A computer system with one or more databases may be provided to calculate and distribute revenues to the art dealers and investors.

As shown in FIG. 5, the system may include an artwork database 500 to store information regarding each work of art purchased by the fund. The stored information may include (a) the title of the artwork; (b) the name of the artist; (c) the name of the dealer from which the work was purchased (d) the appraisal value of the artwork; (e) the date of purchase of the artwork; (f) the type of artwork; (9) purchase price; and (h) an index code for the artwork. Other information also may be stored in the database 500.

The system also may include a second revenues database 501 to store information regarding the revenues derived from the commercialization of each work of art. The information may include (a) an index code for each artwork; (b) the techniques used to commercialize each artwork to produce revenue; (c) the amount of revenues obtained from commercializing each artwork; and (d) costs and expenses incurred in commercializing each artwork.

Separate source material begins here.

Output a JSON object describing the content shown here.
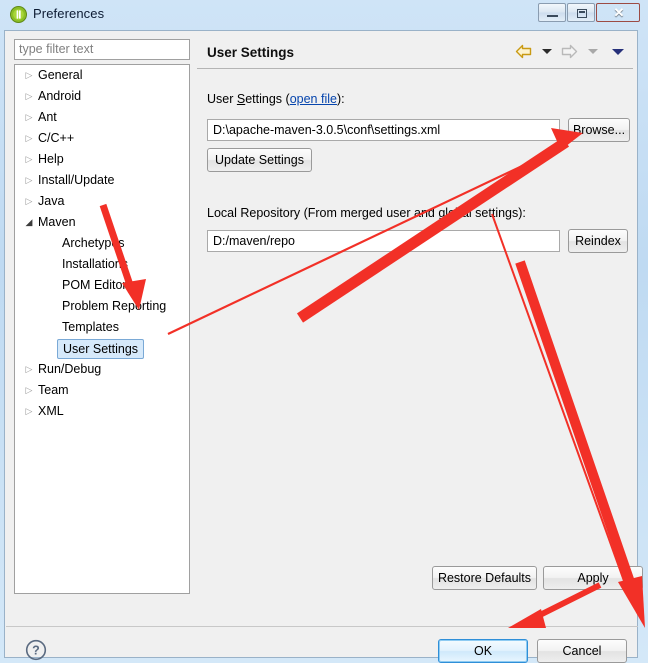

The system may include a third financial instrument database 502 to store detailed information regarding the types of financial instruments held by the partners (investors, dealers, general partner) in the partnership and the rights each financial instrument confers upon its holder. A fourth participant database 503 may store information for each partner in the partnership, as well as the number and type of financial instruments to which he is entitled.

The various databases 500, 501, 502, 503 may be provided either as separate databases or a single database. Therefore, references to first, second, third and fourth databases are for convenience only and may, in some implementations, comprise a single database that stores the relevant information.

A machine, such as a computer system including a processor 504, is coupled to the databases 500, 501, 502, 503, and is adapted to calculate the payable portion of each participant based on the number and type of financial instruments in which he has tenure or to which he is entitled. An electronic means 505 is coupled to the computer 504 to cause the disbursement of revenues among the partners in the fund. The electronic means 505 may include, for example, communication links to banks or other financial institutions where the participants have accounts. The electronic means 505 may provide for the automated transfer of funds.

Various modifications may be made to the particular implementations described above without departing from the spirit and scope of the invention. For example, the various numbers identified in the foregoing pages are examples only and may vary in other implementations. Thus, any of the following may differ in other implementations: the number of artists and dealers, the length of various time periods, the percentages used in the initial financing method, the number and type of financial instruments issued to each dealer, and the details regarding how the income stream from the commercialization of the artworks is allocated among the art dealers, investors and the fund itself.

Various aspects of the system may be implemented in hardware, software or a combination of hardware and software. Circuitry, including dedicated or general-purpose machines, such as computer systems and processors, may be adapted to execute machine-readable instructions to implement the techniques described above. Computer-executable instructions for implementing the techniques can be stored, for example, as encoded information on a computer-readable medium such as a magnetic floppy disk, magnetic tape, or compact disc read only memory (CD-ROM).

Other implementations are within the scope of the claims.